America’s drivers wasted 6.9 billion hours stuck in traffic in 2014, according to a study released today by the Texas A&M Transportation Institute(TTI) and INRIX. That’s 42 hours a year per rush-hour commuter on average.
During the height of the recession, in 2009, we wasted 6.3 billion hours on the road. The pre-recession peak was around 6.6 billion hours, in 2007.
“It appears that the economy-congestion linkage is as dependable as gravity,” the study declares.
All that gridlock isn’t easy on the wallet. America blew through $160 billion in wasted time and fuel last year -- an average cost of $960 per typical motorist, according to the study. Delays cost commercial truckers even more.
The average commuter guzzled an extra 19 gallons of fuel during traffic jams. Collectively, we wasted about 3 billion gallons of fuel thanks to traffic in 2014, the study found.
Washington, D.C., tops the list of most congested cities, according to the study, followed by Los Angeles, San Francisco, New York and San Jose. In the nation’s capital, commuters spent an average of 82 hours of their year -- nearly 1 percent of their time -- bumper-to-bumper. In L.A., they spend about 80 hours; in New York, around 74.

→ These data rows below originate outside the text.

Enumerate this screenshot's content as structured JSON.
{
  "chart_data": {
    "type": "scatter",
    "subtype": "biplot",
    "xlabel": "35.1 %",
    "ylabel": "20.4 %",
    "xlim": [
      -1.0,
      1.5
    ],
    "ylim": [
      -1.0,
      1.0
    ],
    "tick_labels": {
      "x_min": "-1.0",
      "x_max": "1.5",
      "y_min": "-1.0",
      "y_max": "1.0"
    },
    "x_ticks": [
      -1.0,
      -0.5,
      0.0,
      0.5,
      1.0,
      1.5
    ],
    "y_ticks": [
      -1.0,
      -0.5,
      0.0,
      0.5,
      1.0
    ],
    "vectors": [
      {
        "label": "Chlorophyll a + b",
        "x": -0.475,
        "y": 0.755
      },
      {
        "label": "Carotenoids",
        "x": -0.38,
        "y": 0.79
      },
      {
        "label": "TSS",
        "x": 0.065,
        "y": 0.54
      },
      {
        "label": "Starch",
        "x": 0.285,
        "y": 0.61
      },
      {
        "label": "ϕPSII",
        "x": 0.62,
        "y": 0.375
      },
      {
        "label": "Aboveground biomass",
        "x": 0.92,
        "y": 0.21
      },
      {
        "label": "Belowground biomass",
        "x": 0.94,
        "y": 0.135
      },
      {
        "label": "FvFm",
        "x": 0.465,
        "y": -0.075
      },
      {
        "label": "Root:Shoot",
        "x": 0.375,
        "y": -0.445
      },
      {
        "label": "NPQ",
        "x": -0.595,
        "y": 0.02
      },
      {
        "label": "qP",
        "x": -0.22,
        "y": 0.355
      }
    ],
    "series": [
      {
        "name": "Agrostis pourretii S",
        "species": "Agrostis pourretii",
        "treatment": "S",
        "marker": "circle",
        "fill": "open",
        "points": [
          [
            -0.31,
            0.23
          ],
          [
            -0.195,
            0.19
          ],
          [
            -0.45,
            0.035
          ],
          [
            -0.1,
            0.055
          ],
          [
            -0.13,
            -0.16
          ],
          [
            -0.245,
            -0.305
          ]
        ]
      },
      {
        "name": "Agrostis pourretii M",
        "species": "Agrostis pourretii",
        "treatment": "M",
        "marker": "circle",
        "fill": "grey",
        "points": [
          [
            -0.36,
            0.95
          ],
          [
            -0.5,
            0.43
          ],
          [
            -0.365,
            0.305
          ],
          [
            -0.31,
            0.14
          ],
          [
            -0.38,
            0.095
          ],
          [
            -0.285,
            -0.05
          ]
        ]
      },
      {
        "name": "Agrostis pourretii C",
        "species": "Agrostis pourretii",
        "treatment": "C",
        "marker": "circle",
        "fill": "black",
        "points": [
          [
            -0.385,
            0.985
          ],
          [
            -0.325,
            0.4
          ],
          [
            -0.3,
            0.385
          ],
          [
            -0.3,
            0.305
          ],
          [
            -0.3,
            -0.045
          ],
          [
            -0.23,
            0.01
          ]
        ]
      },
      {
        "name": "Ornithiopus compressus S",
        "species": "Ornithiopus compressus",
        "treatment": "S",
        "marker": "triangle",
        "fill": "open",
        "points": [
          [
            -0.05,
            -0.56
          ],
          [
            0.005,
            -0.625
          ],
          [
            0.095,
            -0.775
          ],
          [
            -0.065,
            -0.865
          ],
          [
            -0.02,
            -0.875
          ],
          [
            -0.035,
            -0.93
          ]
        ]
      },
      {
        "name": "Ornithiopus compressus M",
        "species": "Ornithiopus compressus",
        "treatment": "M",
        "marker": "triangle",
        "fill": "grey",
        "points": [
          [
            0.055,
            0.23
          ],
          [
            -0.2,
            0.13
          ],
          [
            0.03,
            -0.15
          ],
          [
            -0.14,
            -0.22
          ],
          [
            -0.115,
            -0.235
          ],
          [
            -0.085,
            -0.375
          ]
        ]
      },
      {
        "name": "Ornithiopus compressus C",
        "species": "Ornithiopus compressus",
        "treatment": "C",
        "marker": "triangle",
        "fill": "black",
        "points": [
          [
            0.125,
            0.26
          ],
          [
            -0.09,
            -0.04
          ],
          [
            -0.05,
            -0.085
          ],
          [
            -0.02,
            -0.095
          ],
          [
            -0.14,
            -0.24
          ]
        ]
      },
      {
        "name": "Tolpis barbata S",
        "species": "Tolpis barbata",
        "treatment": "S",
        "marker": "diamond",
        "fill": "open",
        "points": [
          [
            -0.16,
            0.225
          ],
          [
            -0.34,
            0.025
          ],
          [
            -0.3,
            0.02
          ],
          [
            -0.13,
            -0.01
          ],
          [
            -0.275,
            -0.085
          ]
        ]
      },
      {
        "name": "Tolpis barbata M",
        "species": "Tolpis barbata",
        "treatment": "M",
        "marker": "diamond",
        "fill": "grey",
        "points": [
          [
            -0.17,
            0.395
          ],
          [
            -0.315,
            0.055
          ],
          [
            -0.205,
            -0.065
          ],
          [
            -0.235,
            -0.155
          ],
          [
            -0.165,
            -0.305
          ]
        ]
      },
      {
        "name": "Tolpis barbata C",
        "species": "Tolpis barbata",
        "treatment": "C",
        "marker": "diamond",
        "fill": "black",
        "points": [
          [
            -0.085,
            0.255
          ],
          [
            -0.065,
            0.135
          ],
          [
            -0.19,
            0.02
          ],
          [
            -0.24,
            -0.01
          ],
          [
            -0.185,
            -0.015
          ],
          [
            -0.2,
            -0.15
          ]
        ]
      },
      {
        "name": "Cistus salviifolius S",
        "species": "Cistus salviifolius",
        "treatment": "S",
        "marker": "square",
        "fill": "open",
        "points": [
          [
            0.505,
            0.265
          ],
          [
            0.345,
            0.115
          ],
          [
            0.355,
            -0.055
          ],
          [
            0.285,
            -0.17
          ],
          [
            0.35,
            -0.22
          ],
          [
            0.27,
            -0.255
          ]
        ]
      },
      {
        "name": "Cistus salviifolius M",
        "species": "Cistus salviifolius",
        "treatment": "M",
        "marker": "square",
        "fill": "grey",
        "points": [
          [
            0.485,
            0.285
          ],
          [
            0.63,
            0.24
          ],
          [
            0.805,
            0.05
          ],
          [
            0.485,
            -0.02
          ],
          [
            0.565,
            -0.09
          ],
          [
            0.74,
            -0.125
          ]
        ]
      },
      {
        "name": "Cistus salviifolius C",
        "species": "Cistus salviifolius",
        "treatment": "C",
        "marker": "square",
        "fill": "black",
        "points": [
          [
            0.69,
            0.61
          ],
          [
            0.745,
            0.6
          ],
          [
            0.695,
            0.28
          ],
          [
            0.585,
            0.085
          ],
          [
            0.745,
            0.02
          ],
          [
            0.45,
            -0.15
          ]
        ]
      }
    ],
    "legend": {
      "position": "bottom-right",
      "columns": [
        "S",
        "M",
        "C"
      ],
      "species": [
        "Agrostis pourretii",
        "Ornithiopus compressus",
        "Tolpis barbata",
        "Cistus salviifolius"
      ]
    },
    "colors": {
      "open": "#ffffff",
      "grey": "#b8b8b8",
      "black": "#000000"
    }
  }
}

As you may have noticed, congestion builds through the week, going from bad on Monday to awful on Friday.
The average delay per commuter is more than twice what it was in the early 1980s. And according to Inrix and TTI, without “more assertive approaches on the project, program, and policy fronts,” congestion will likely only get worse.
By 2020, TTI projects that the total nationwide delay time will grow to 8.3 billion hours -- an increase of 1.4 billion hours in just 5 years -- and congestion will cost $192 billion.
It is "clear this growth is outpacing the investment in infrastructure and programs to address the increased demand on the network,” the study’s authors write. “Travelers are not only paying the price for this inadequate response, but traffic congestion can also become a drain on further economic growth.”
Quickly towing crashed vehicles, synchronizing traffic lights, and improving road design can impact traffic time, according to the study. So can adding highway lanes and providing better public transit. And modifying workers’ schedules or allowing them to have flexible hours could even out traffic and reduce the rush-hour bottleneck.